Denial and passivity
- As author Stephen Covey once, wrote, “Seek first to understand.” If employees are in denial and/or are exhibiting passive-aggressive behaviors, first ask yourself—and employees—what is needed from you.
- Don’t just talk about the urgency and importance of the change; let your actions speak about that. Actively show support, demonstrate interest and concern, and gain trust.
- Recognize your own struggles in managing these emotions and the change. Establish ways to manage your emotional health and stability.

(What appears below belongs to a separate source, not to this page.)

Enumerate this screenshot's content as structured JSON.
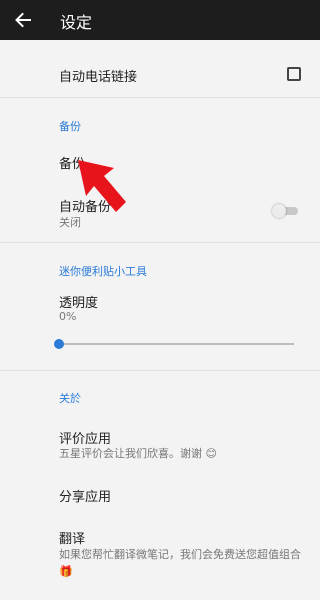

- Identify lessons learned and take steps to prevent recurrence of negative behaviors. Engage employees in identifying and developing action plans required for continuous improvement.
- Seek feedback on what you could have done better as a leader to support employees. Seize the opportunity to learn and grow.
- And as one colleague once shared, “Treasure what you measure and measure what you treasure.” The success of the change is defined by its desired benefits. How will you know?
Change is the one constant
As lab leaders seek to effectively manage employees through changing technologies and regulatory requirements, it is important for them to fully grasp how change affects human behavior and engagement. Remember that change is rarely stress-free, so the importance of doing whatever can be done to maintain the emotional health of employees cannot be overstated. Invite employees to discuss what they need in order to be successful with the change initiative. As you begin to listen and learn from employees, the trust you grow will be your most powerful ally during any change initiative.